The Latest Majlis Podcast
This week’s Majlis podcast looks at the recent Shanghai Cooperation Organization summit in Samarkand.
This week’s guests are:
- Paul Stronski, a senior fellow at the Carnegie Endowment’s Russia and Eurasia program and author of many articles on Central Asia and more broadly politics on the Eurasian continent;
- Murad Nasibov, a a research assistant in a German Research Foundation-funded project on Eurasian regionalism at the Institute of Political Science, Justus-Liebig University of Giessen, Germany, where Murad also teaches courses on politics and methods; and
- Pahlavon Turgunov, a correspondent for RFE/RL’s Uzbek service, known locally as Ozodlik, who was in Samarkand covering the summit.
What I’m Following
Waiting for the announcement of the date of Kazakhstan’s snap presidential election
On September 17, Kazakh President Qasym-Zhomart Toqaev signed amendments to the constitution that changed the name of the capital from Nur-Sultan back to Astana and limit a president to one seven-year term in office.

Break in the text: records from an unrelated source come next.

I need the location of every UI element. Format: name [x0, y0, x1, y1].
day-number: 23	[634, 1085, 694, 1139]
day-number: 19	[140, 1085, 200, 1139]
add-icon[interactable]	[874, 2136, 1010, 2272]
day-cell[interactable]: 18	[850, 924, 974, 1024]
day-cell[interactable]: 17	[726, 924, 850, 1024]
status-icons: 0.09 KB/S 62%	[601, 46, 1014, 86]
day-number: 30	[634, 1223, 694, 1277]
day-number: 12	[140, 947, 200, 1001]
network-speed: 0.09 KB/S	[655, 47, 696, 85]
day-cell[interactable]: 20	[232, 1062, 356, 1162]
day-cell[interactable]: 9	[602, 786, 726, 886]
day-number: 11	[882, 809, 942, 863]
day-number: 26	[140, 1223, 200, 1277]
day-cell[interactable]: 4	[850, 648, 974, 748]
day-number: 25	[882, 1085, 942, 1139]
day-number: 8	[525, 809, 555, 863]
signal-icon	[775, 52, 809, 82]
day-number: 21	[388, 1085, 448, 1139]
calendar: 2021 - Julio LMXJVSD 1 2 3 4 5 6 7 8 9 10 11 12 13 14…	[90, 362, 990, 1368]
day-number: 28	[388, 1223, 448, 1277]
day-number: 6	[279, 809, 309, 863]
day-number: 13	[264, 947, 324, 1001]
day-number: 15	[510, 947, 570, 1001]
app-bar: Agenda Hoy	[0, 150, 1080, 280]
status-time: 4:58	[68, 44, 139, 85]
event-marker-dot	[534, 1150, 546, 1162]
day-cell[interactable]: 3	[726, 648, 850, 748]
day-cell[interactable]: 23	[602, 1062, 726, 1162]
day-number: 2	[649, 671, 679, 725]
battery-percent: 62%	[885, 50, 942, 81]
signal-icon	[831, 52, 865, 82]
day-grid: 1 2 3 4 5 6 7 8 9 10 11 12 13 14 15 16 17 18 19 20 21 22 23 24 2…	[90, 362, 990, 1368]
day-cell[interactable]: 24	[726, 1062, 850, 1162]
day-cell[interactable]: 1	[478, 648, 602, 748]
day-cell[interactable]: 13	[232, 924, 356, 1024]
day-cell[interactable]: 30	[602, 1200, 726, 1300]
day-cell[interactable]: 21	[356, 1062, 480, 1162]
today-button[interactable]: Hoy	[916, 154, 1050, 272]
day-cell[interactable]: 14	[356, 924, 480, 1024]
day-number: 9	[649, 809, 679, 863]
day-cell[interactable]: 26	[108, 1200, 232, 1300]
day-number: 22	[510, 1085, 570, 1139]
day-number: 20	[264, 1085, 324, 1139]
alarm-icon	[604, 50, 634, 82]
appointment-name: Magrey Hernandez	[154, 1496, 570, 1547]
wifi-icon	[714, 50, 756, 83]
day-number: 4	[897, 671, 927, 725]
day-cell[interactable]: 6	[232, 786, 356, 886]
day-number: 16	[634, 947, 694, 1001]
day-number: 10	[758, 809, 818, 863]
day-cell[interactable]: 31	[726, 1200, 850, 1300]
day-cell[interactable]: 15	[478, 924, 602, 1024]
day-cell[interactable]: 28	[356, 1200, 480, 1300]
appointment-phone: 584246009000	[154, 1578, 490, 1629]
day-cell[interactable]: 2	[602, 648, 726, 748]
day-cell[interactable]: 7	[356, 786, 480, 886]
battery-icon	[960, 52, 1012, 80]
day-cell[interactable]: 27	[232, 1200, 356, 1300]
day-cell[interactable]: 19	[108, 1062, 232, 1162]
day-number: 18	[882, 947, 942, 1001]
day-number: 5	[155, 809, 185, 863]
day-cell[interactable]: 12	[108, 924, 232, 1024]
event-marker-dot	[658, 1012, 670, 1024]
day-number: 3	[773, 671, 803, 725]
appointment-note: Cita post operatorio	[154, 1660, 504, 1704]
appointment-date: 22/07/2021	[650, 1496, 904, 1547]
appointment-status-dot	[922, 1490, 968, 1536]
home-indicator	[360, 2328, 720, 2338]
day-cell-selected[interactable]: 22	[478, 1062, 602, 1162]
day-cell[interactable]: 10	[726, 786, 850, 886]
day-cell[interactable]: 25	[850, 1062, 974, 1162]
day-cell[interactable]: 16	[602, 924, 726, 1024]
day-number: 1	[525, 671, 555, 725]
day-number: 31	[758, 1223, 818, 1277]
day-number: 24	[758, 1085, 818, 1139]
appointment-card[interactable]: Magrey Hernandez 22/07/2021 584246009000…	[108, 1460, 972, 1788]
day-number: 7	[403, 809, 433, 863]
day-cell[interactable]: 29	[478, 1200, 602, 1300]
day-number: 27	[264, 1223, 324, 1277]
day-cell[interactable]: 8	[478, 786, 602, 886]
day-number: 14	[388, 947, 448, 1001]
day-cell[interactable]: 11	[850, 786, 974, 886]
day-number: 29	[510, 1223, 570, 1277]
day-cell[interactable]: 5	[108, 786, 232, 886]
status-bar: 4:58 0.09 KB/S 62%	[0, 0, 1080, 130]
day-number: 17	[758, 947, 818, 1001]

Pundits are predicting the presidential election will be in November, so the announcement of the date should come soon.
Resettling Turkmenistan’s Ethnic Kazakhs
Last summer, nearly 800 ethnic Kazakhs from Turkmenistan departed to take advantage of Kazakhstan’s offer to “Kandas,” ethnic Kazakhs living in other countries, to return to their homeland in Kazakhstan.
But according to a report from RFE/RL’s Kazakh service, many of these Kazakhs from Turkmenistan are being told to move to northeastern regions of Kazakhstan rather than stay in the western Mangystau Province that borders Turkmenistan where they expected they would live.
Fact of the Week
Since 1991, when Kazakhstan started its Kandas, then called Oralman, program, more than one million ethnic Kazakhs have come to Kazakhstan.